簡単なモデルでお話ししましょう。東京中心部のオフィスビルを100億円、3%の投資利回りで買うとします。この投資の意味は100億円支払って買ったビルから毎年、諸経費を除いた利益3億円が手元に残るという投資です。3億円の年間利益しか出なくても価値があると見なすのは、数カ月後、同じ3億円の年間利益のビルを120億円払ってでも買いたいという投資家(つまり3億円÷120億円=利回り2.5%)が現われる可能性があると考え、そうなれば彼らにとっては差し引き20億円もの利益を出口で手にできると想定できるから「買う」という判断を行なうのです。
もちろん、3億円だった年間利益が賃料などの上昇で4億円に上がっていれば、投資家目線としては同じ3%の利回りであっても133億円(4億円÷3%)の値段をつける投資家が現われるという目論見になるわけです。
このように3%で買って2.5%で売って儲けるようなやり方をアービトラージ(鞘取)取引といいます。マネーゲームをやる人たちにとっては、ごくあたりまえの考え方です。
結局彼らは、こうした数字上でのゲームをやっているだけなのです。チキンレースと呼ばれるのも、まだまだ今後もキャップレートは下がる(価格は上がる)と見るか、東京のオフィス賃料が上がる(キャップレートが上がったことに伴って、利回り調整が生じて価格が上がる)と見るか、あたかも麻雀の卓を囲んでいるような光景なのです。
金融資本主義というのはこんなものです。所詮、日本の将来やらなにやらをまとも に分析している姿など、私はほとんどお目にかかったことがありません。むしろ、自分たちの投資を成功裏に終わらせるために、彼らはさまざまなフェイクニュースを拵えたりさえします。

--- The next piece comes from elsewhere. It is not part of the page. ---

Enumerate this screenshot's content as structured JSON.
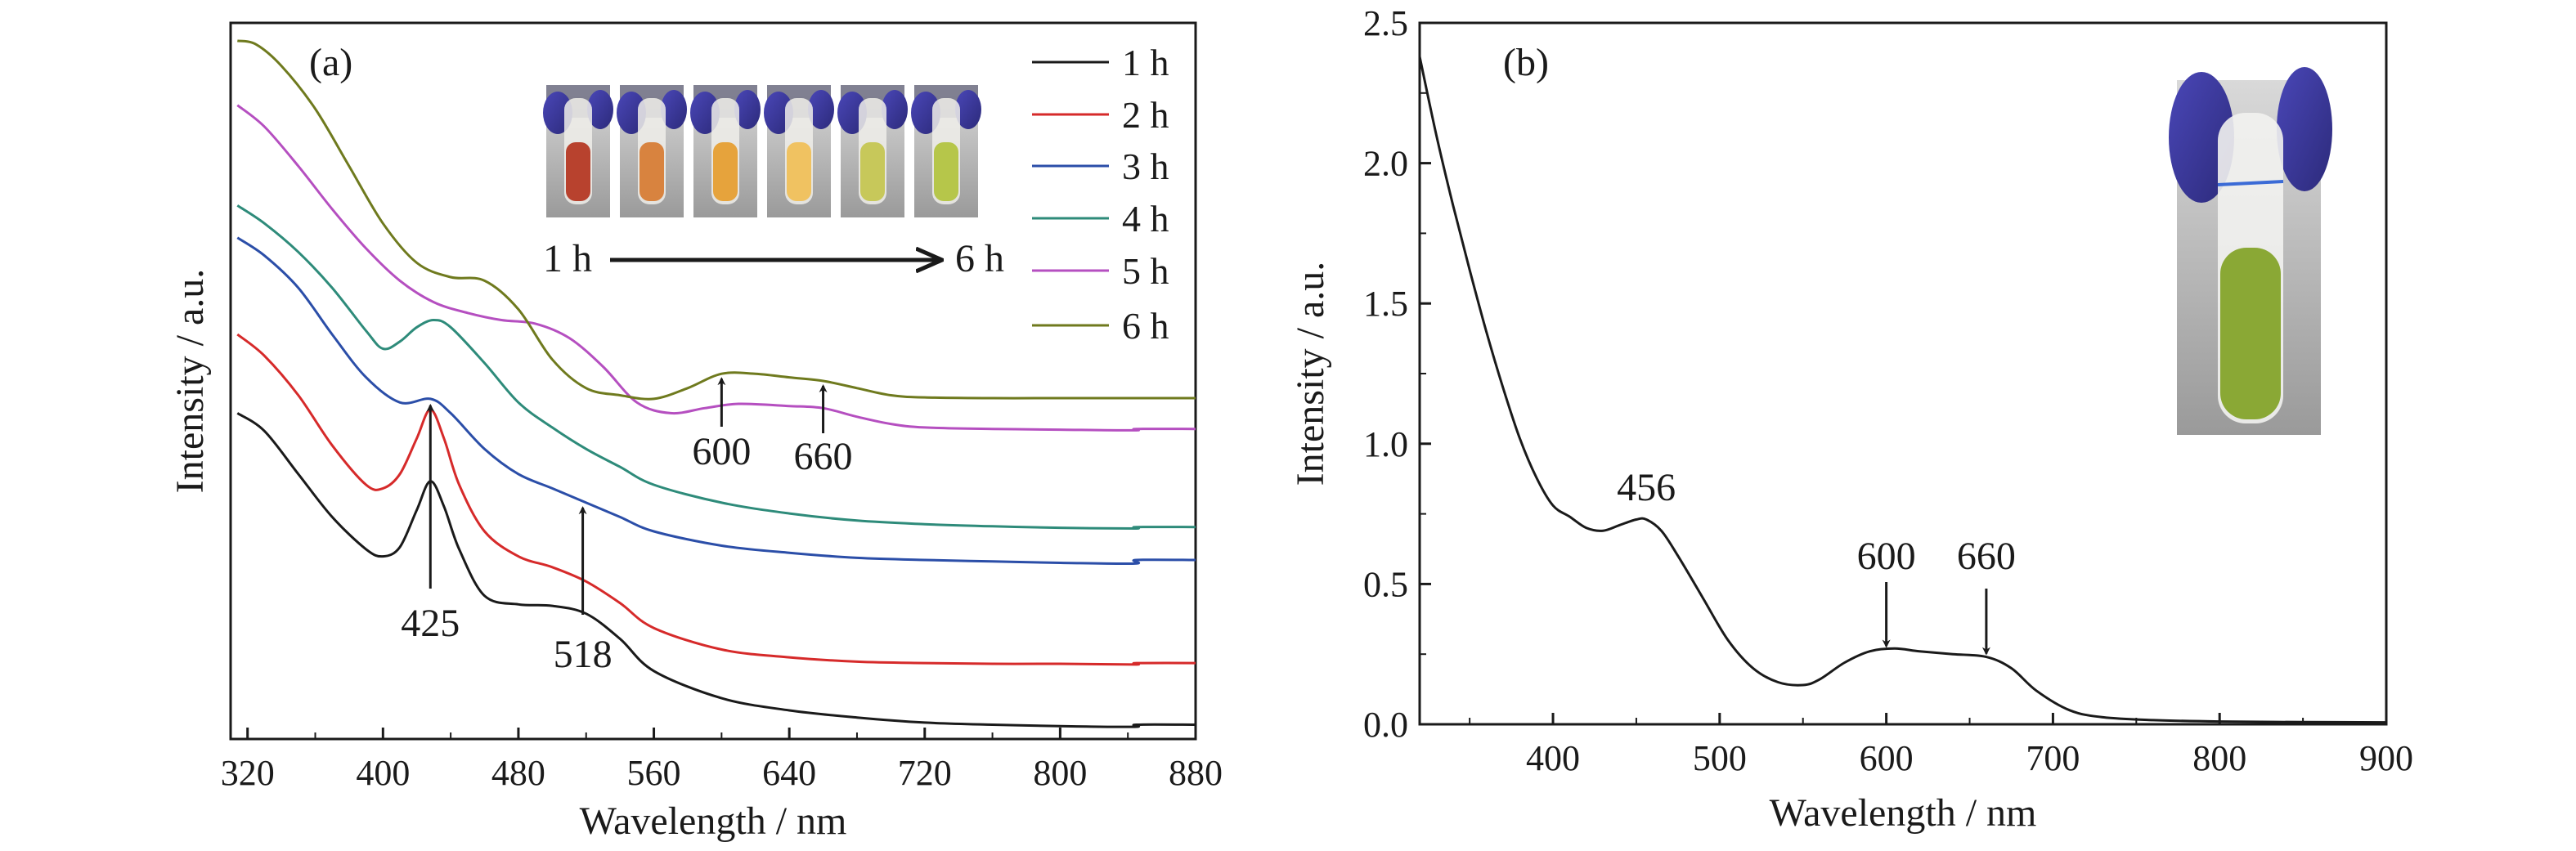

そして結局、最後に誰かが「ババ」を摑んでこのマネーゲームはいったん「お開き」ということになります。「いったん」と言ったのは、ゲームはまたどこかで再開されるからです。上がり切れば売り、下がり切れば買う、この単純な投資ゲームに付き合わされる真面目なビルオーナーやビル管理など、実業を司る方たちにとってはある意味迷惑この上ない世界なのかもしれません。
さて、最後の利益とりを目指して、チキンレースはさらに加速するのでしょうか。都心の不動産はそうした意味でまだ、上がるかもしれません。そのための条件とはなんでしょうか。
投資家たちの「絶えざる欲望」です。少し心配なのが、海外投資家でも2017年あたりから、あまり日本に馴染みのない国の年金基金やら投資ファンドやらが入ってきていることです。彼らが最後のババ摑みであれば、そろそろ宴はお開きなのです。